Kirby Lee-USA TODAY Sports
Attending my first media day, I got to watch another reporter trip on acid.
NEW ORLEANS -- Attending my first Super Bowl media day I did not anticipate that I'd be watching a reporter trip his face off, but that's what happened on Tuesday when I went to the Super Dome to cover the annual spectacle.
Even though I've been in this business for 12 years, I never covered a Super Bowl before. I was there to shoot a feature that will be running later this week, but I had heard through some back channels that there would be a reporter there for VICE Magazine, attending the media day while tripping on acid.
The reporter, however, is using a pseudonym, Hank A. Knightly, for fear of being boycotted by the NFL in the future. But he agreed to let me write about watching him trip on acid. I mean, WHAT COULD POSSIBLY HAPPEN? I knew I wanted to see.
"I don't know what will happen," he said. "I could wind up making snow angels in the middle of the field."

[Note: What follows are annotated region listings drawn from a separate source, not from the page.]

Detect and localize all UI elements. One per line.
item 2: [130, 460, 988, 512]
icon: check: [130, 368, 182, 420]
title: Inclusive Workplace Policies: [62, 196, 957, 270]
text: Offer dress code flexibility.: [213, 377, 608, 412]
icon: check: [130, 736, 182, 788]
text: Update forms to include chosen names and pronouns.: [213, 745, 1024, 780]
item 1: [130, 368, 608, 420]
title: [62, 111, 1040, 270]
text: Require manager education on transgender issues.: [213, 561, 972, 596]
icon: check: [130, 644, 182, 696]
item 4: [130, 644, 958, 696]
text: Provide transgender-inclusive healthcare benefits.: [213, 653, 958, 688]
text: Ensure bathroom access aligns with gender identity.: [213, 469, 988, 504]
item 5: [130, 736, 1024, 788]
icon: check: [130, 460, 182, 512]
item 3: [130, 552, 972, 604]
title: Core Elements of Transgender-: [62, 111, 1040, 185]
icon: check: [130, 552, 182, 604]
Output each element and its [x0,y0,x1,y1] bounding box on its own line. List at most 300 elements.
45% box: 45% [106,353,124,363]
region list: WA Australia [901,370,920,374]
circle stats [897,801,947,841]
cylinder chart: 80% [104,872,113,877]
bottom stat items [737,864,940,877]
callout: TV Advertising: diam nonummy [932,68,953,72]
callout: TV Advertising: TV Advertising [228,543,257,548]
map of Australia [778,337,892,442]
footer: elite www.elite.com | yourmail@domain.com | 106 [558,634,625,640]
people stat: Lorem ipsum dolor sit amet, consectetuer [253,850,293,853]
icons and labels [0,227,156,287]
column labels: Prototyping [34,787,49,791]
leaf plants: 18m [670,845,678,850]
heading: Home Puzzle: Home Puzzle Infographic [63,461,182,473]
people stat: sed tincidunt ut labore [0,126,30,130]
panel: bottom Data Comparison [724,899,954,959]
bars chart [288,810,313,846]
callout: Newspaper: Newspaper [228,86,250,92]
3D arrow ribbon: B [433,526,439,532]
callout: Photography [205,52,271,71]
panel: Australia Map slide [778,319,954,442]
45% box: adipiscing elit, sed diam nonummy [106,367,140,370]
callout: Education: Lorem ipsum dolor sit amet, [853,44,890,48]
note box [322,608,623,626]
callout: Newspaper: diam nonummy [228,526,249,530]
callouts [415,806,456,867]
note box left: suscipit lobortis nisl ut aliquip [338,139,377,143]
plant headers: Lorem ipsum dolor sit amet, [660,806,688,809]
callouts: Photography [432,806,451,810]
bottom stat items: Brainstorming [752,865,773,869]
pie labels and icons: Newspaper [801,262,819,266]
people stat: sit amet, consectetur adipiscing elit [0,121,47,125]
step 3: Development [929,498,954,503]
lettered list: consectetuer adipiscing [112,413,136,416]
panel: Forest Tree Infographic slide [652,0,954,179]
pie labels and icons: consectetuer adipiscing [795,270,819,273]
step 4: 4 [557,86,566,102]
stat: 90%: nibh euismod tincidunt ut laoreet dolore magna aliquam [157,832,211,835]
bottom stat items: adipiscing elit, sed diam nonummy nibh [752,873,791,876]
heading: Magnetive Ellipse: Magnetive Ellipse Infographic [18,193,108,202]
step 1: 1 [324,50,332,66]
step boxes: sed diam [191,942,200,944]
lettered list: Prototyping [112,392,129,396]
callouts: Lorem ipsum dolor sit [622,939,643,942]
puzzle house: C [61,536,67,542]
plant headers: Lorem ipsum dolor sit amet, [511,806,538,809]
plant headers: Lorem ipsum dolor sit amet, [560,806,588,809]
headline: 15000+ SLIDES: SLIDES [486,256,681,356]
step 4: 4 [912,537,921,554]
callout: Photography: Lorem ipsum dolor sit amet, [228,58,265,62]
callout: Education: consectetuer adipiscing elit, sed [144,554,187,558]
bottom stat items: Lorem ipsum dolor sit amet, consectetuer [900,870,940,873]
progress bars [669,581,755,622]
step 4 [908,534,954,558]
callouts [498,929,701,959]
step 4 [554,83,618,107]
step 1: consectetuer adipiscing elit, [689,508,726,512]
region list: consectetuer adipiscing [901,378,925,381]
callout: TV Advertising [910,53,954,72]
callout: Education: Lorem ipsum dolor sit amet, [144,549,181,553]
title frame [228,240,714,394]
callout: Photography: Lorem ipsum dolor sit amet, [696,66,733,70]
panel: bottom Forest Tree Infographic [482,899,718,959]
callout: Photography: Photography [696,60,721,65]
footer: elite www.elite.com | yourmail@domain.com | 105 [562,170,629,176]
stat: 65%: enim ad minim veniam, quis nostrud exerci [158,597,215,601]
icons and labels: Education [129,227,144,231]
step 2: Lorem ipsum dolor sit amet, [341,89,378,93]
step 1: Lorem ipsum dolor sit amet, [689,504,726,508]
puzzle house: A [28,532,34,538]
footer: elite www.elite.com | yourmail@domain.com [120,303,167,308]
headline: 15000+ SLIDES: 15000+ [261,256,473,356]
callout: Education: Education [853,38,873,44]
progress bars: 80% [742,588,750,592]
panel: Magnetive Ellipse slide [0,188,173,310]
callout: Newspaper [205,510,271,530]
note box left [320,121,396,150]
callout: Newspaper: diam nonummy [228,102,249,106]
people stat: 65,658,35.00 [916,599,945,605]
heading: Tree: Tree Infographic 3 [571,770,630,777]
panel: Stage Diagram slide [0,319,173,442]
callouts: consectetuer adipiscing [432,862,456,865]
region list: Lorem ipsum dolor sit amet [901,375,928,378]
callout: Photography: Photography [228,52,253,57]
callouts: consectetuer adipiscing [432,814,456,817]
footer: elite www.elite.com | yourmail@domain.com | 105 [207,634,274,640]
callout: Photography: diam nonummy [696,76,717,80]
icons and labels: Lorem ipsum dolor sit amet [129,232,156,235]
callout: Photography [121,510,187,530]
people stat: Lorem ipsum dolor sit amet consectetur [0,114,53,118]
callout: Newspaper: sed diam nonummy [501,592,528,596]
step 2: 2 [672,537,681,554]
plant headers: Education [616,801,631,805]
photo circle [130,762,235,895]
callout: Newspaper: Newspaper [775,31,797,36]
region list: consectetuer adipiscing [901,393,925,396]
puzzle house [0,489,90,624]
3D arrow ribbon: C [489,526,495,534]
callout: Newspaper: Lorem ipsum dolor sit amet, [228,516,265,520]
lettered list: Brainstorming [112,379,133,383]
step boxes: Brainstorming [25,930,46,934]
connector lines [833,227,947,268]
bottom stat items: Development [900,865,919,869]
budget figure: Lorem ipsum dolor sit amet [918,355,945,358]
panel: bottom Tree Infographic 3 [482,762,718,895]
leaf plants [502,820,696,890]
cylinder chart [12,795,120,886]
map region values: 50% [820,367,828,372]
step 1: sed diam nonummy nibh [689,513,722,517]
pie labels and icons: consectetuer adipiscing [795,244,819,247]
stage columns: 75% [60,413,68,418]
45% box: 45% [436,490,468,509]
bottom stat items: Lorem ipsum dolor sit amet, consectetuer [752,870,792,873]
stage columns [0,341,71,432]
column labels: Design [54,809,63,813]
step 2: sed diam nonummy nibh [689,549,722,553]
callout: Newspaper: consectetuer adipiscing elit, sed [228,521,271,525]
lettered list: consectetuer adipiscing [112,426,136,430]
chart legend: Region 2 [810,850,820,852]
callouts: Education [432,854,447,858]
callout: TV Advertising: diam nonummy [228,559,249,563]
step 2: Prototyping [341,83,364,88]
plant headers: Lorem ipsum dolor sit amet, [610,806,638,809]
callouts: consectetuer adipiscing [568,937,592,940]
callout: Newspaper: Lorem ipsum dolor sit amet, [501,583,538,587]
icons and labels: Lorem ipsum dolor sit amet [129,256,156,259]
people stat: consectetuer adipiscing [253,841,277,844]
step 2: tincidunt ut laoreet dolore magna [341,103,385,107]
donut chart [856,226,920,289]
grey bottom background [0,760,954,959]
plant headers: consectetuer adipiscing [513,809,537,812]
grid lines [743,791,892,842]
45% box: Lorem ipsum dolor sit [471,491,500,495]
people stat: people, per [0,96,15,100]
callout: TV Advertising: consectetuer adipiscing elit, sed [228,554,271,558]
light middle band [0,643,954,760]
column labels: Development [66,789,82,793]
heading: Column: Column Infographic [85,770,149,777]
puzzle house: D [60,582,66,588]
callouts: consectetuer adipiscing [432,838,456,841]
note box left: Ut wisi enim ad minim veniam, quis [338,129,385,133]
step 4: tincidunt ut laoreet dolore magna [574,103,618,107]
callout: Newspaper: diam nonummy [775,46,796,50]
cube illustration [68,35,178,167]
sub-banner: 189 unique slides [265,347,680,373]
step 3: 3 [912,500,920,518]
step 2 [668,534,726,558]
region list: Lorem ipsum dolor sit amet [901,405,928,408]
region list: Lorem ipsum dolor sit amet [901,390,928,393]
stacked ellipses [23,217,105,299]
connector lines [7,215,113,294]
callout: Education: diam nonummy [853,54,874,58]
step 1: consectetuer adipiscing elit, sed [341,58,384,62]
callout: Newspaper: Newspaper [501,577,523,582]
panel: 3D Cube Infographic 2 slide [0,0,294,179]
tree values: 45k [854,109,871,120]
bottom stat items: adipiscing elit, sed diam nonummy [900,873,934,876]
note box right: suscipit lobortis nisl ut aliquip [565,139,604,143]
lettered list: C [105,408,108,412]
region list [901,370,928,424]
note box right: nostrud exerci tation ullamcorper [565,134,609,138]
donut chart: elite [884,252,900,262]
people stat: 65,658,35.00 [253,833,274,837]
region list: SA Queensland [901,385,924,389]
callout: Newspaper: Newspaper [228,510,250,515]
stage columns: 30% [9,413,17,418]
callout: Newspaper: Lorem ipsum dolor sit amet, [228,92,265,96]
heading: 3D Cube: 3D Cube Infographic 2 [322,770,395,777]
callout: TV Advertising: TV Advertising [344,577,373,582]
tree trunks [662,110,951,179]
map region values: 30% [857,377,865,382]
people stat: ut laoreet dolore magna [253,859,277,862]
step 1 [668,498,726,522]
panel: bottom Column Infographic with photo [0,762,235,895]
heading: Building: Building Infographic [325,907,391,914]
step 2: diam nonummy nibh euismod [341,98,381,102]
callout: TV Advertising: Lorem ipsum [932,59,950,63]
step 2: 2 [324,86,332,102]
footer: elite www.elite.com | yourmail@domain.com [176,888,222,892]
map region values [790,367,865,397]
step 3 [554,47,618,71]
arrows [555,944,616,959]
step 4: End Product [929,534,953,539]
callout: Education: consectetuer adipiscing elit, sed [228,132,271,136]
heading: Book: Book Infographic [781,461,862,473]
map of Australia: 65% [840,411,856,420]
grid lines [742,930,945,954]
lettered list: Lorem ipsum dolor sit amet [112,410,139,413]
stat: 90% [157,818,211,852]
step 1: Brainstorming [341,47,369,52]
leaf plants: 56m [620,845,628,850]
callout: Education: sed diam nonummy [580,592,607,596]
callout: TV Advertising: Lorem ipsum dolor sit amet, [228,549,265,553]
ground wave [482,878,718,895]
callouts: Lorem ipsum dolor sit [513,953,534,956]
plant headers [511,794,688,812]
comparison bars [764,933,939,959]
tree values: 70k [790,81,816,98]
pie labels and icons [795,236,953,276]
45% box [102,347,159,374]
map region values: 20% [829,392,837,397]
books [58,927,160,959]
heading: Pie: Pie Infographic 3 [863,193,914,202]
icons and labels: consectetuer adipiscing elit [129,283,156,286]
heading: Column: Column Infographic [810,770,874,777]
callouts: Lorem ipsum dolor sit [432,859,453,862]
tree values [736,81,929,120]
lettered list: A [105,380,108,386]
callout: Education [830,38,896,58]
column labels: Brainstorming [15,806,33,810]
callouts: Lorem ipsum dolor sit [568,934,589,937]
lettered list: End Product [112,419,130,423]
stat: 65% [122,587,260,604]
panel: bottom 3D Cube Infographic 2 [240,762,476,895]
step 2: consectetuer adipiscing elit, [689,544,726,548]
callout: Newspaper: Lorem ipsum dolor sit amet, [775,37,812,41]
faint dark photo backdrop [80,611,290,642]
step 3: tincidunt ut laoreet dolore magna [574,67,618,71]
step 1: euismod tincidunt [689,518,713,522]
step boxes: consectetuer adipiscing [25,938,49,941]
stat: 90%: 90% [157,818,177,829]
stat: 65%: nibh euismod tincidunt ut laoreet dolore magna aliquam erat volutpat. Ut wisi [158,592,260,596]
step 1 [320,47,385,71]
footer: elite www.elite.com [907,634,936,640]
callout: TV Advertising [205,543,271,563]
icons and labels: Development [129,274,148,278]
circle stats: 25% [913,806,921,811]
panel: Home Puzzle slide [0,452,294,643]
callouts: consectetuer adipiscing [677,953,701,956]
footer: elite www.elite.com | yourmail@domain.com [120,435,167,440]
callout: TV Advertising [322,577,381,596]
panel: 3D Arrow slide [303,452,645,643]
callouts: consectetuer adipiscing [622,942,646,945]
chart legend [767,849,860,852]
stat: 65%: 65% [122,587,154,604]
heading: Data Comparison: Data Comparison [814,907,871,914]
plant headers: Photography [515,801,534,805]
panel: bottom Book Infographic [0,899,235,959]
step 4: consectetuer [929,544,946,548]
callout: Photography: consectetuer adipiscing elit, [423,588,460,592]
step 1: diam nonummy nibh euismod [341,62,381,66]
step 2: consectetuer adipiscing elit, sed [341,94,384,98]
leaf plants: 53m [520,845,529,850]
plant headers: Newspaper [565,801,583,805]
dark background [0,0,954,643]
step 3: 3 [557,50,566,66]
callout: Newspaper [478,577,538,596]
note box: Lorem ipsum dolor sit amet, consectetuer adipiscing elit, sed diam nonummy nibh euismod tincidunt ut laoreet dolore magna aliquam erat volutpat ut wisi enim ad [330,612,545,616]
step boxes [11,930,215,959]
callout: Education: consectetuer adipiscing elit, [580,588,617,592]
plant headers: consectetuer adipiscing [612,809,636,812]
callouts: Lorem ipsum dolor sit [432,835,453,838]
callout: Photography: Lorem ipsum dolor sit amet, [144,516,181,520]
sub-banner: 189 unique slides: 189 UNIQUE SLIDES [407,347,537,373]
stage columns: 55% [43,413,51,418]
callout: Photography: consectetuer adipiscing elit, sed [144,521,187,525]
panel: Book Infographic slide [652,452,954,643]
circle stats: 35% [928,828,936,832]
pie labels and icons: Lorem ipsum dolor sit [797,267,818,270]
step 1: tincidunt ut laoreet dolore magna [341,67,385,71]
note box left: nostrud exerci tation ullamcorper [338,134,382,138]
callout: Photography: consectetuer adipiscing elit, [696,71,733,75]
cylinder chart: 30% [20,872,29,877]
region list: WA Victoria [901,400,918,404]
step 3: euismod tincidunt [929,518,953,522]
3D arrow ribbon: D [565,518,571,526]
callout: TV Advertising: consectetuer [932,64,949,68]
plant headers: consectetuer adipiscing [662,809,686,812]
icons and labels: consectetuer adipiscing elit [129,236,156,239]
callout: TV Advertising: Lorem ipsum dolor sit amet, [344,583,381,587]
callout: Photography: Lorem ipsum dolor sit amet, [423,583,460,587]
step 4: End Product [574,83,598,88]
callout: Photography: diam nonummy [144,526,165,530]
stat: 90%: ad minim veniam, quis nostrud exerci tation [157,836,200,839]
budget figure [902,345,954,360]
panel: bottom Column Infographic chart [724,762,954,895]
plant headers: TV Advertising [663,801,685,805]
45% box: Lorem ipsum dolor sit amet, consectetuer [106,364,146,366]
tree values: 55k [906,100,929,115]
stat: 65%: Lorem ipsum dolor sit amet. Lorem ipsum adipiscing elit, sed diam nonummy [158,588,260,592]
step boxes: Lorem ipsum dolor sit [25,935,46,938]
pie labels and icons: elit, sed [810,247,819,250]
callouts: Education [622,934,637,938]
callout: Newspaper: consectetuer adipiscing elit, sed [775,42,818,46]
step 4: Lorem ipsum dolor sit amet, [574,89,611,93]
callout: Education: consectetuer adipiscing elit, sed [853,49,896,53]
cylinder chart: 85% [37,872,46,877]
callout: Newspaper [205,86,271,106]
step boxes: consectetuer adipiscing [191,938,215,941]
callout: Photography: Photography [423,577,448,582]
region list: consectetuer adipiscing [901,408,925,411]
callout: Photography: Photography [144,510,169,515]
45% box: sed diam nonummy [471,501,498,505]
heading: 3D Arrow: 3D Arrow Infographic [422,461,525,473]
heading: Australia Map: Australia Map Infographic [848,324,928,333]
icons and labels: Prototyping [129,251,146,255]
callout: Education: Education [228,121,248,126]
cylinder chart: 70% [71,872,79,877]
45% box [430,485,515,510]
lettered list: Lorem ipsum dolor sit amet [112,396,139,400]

Hank told me he had five tabs of acid and was going to drop all of them, but not until he was in the building and had everything settled. He didn't want to go to through security or run into any issues while tripping. Smart strategy. We were texting throughout the morning, and the first time I saw him, he was smiling wide, laughing a bit, saying it just was starting to kick in.
"I'm so glad I didn't do this before," going through security, he told me.
Had I not known he had just ingested a sheet of acid, I wouldn't have been able to tell. But I knew I was the only one in this space of thousands of people who knew he had LSD coursing through his veins. Hank also encouraged me to stick around as long as I could because when the Ravens would be coming in later in the day, that's when the acid should really be hitting its peak.
Hank and I sporadically texted all morning and before I left, I saw him one more time. He was still smiling, saying that everything seemed louder than it had before. He wasn't sure what he was going to do, but he was happy because he had gotten into an intense conversation with a former player that seemed enlightening.
Or maybe not. Who the hell knows, he was tripping on acid. The rest of the media day experience really doesn't matter, since it was all experienced through the prism of wondering if Hank was going to start making snow angels, or worse. Yes there were endless waves of media, people dressed like morons, and tons of players, executives and coaches. I got my feature work done, and soon left.
Hank and I texted all throughout the rest of the day. At one point I asked him where he was going after leaving the Super Dome.
"Hopping on my bike and then down to the French Quarter," he wrote. "What is one supposed to do after tripping balls at super media day?"
"No idea!" is what I texted back.
Hank made it through the day, and on Wednesday he was writing his piece, due out sometime later in the day. Media day from this point forward will never be as entertaining.